This year the Defense Finance and Accounting Service expands RPA program saw a shift from delivering simple automations to more value added automations for the Agency. The first twelve bots the Robotics team implemented in 2020 12 were this year joined by additional bots.
The focus of the Defense Finance and Accounting Service robotics program is creating bots perform certain tasks, improving customer service and creating efficiencies around the Agency. These bots work with employees to enhance their ability to accomplish tasks by conducting searches based on human entered information. Bots, however, do not interpret the information, thus the continued need for employees interfacing with the tasks.
DFAS began Robotics Process Automation in January 2019. The goal for the DFAS robotics program is to automate manual processes. Specifically the aim is to improve performance and quality; increase effectiveness; and leverage technology to help us continue to provide the best possible service and lowest costs to our customers.
Reduce manual efforts
The initial focus was to reduce manual efforts, tighten internal controls, improve efficiencies, build integrity and creditability and allow time for developers to learn the new software. While the option was there to outsource the RPA processes, DFAS chose to use sources within several departments to stand up the RPA program. ESS Enterprise Systems and Information Technology worked to integrate the software into our systems environment and put the necessary controls in place for effective governance. Once that was complete, the necessary software and servers needed were acquired to support the effort.
This year the focus shifted from delivering simple automations to more value added automations for the Agency. For a bot to be successful there are three elements that must be present in the proposed process: Processes must be manual in nature, for example inputting data from one system to another or copying data from a form into a system. Documented processes enable bot developers to know every click the bot is expected to perform; Processes must be consistent, with very few deviations because bots are limited in the decisions they can make; Finally, the environment must be stable, because if a system undergoes a change every six months, the bot is likely to break.

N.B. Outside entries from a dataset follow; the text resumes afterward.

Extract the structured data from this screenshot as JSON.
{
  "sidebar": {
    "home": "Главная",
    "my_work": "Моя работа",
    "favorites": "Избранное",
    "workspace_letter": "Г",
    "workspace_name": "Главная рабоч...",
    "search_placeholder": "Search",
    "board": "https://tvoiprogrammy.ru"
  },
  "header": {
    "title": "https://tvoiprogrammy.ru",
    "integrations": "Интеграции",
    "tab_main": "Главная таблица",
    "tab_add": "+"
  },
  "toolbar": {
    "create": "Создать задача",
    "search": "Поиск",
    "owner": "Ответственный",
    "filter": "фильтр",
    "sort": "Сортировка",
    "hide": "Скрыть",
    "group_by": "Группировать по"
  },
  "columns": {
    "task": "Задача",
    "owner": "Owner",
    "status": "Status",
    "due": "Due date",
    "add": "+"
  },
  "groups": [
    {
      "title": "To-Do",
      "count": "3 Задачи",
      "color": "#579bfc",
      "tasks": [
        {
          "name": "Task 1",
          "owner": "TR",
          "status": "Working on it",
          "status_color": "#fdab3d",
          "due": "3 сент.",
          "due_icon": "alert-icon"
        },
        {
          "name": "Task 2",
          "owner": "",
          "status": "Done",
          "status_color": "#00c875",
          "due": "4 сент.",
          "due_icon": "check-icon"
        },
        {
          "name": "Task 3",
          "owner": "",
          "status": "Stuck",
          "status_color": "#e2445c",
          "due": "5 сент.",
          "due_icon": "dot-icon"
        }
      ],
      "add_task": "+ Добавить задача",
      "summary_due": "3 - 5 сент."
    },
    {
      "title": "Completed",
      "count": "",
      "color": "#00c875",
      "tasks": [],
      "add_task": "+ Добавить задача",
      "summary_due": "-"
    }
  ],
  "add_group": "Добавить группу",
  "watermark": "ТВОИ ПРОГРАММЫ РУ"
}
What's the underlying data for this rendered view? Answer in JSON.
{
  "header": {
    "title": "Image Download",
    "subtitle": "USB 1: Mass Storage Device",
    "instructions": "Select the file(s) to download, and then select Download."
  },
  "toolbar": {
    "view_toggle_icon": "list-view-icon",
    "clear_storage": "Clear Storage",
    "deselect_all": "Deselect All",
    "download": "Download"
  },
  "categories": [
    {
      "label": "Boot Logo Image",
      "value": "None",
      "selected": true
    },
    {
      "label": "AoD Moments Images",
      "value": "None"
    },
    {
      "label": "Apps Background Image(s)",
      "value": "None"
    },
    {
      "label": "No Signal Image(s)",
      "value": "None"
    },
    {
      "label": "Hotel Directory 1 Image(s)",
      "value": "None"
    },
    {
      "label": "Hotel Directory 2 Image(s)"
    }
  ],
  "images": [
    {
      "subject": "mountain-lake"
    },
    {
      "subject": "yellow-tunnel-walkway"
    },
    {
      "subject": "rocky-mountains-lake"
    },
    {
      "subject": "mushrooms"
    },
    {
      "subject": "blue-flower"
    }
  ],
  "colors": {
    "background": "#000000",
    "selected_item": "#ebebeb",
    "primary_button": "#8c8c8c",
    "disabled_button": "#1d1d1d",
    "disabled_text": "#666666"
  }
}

The use of these bots will expand to monitoring, receiving and sending email; screen scraping documents or web pages; and accessing systems, retrieving and entering information, and running reports. David Cottengim, the Agency Robotic Program manager, “Bots are not intended to replace humans, but to assist them in the performance of their duties. DFAS has committed to its union partners that under no circumstance will an employee lose their job as a result of a bot. Given the hype around robots it’s understandable why the union is concerned about the bot efforts.”